Since you apparently think you already know my response (and you're wrong) it would seem to me that you are only interested in talking to hear your own head rattle, so I won't comment further.

[identity profile] delchi.livejournal.com 2003-05-02 08:20 am (UTC)(link)
Oh hell yes. That's why the best $300 I ever spent was at that little off the beaten path taylor shop for my black tie / white tie tux. That got more mileage than my combat boots.

I remember seeing Requiem at the met in that , with similarly dressed friends and noting the T shirt and jeans crowd. WHAT THE FUCK were they thinking? Ditto the time I saw Loreena at Radio City. I rented the most amazing Edwardian tux for that little event. I could not possibly fathom going to somethinglike that in jeans and a " I'm with stupid " T shirt.

Oddly enough, I ran into a snobbish guy I went to HS with at that show. He was in jeans and sandals and quibbering about his movie he was working on , and he took one look at me and was speechless. Oh my my my.



[identity profile] heron61.livejournal.com 2003-05-03 01:03 pm (UTC)(link)
and I do believe in dressing for the theater for a number of reasons

I completely agree (unsurprisingly, since I will take almost any occasion to dress up). It's a bit different in my case, since my strange and eclectic style bears little relation to the drabness that is modern Western male formal wear and I have little patience with anyone who believes I should adhere to such standards (I don't even own a tie or a pale colored dress shirt), but if items like velvet pants, a nice blazer, a dressy body suit and matching jewelry count then I'm right there with you - I definitely believe people should look their best when attending public functions, I often do the same at movies and now I must end this entry because I'm off to see the Cowboy Bebop film.

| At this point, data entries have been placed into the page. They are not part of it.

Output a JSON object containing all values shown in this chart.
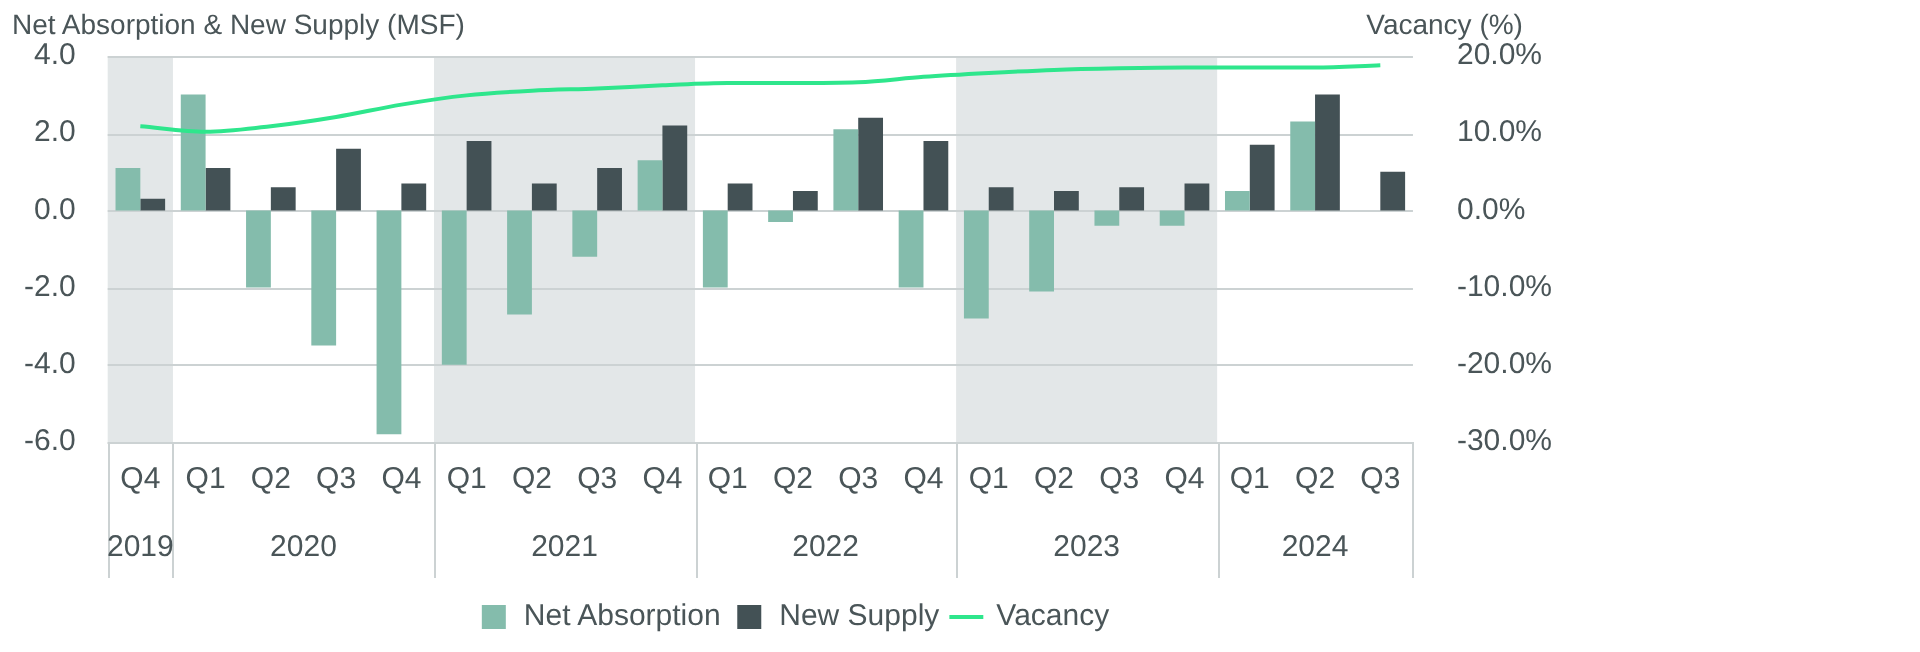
{
  "chart_data": {
    "type": "bar",
    "ylabel": "Net Absorption & New Supply (MSF)",
    "y2label": "Vacancy (%)",
    "categories": [
      "Q4",
      "Q1",
      "Q2",
      "Q3",
      "Q4",
      "Q1",
      "Q2",
      "Q3",
      "Q4",
      "Q1",
      "Q2",
      "Q3",
      "Q4",
      "Q1",
      "Q2",
      "Q3",
      "Q4",
      "Q1",
      "Q2",
      "Q3"
    ],
    "series": [
      {
        "name": "Net Absorption",
        "color": "#84bcac",
        "values": [
          1.1,
          3.0,
          -2.0,
          -3.5,
          -5.8,
          -4.0,
          -2.7,
          -1.2,
          1.3,
          -2.0,
          -0.3,
          2.1,
          -2.0,
          -2.8,
          -2.1,
          -0.4,
          -0.4,
          0.5,
          2.3,
          null
        ]
      },
      {
        "name": "New Supply",
        "color": "#435155",
        "values": [
          0.3,
          1.1,
          0.6,
          1.6,
          0.7,
          1.8,
          0.7,
          1.1,
          2.2,
          0.7,
          0.5,
          2.4,
          1.8,
          0.6,
          0.5,
          0.6,
          0.7,
          1.7,
          3.0,
          1.0
        ]
      },
      {
        "name": "Vacancy",
        "type": "line",
        "axis": "y2",
        "color": "#2ee68c",
        "values": [
          10.9,
          10.2,
          10.9,
          12.1,
          13.7,
          14.9,
          15.5,
          15.8,
          16.2,
          16.5,
          16.5,
          16.6,
          17.3,
          17.8,
          18.2,
          18.4,
          18.5,
          18.5,
          18.5,
          18.8
        ]
      }
    ],
    "ylim": [
      -6,
      4
    ],
    "yticks": [
      {
        "value": -6,
        "label": "-6.0"
      },
      {
        "value": -4,
        "label": "-4.0"
      },
      {
        "value": -2,
        "label": "-2.0"
      },
      {
        "value": 0,
        "label": "0.0"
      },
      {
        "value": 2,
        "label": "2.0"
      },
      {
        "value": 4,
        "label": "4.0"
      }
    ],
    "y2lim": [
      -30,
      20
    ],
    "y2ticks": [
      {
        "value": -30,
        "label": "-30.0%"
      },
      {
        "value": -20,
        "label": "-20.0%"
      },
      {
        "value": -10,
        "label": "-10.0%"
      },
      {
        "value": 0,
        "label": "0.0%"
      },
      {
        "value": 10,
        "label": "10.0%"
      },
      {
        "value": 20,
        "label": "20.0%"
      }
    ],
    "annotations": [
      "2019",
      "2020",
      "2021",
      "2022",
      "2023",
      "2024"
    ],
    "grid": "y",
    "legend": "bottom",
    "marker": "none",
    "line_style": "solid"
  }
}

[identity profile] rm.livejournal.com 2003-05-03 01:10 pm (UTC)(link)
I was going to mention this actually, as people did used to dress up to go to the movies. And while I don't really find that's required in our modern world, people not treating the movie theater like their living room would be a vast improvement consider it's $10+ a ticket here.

When I was a very young child, Radio City Music Hall still showed films on a not too infrequent basis, and I remember seeing Fantasia there and it was something you dressed nicely for, because it was a social occassion, and it was lovely building inside, and it seemed inappropriate that something as wonderous as people should manage to detract from it.

[identity profile] heron61.livejournal.com 2003-05-03 05:12 pm (UTC)(link)
Part of the problem with movies is that we now all too often see them in vile & cramped multiplexes. I always love a chance to go to a movie in a real theater, which in Portland at least means the place that shows art & classic films (oddly Cowboy Bepop played there) and the many wonderful second-run theaters. Having 2nd run theaters often be far nicer than 1st run ones seems sad and strange.

In any case, the model for most public space has become the shudder shopping mall and people's standards of appearance have declined to fit such spaces.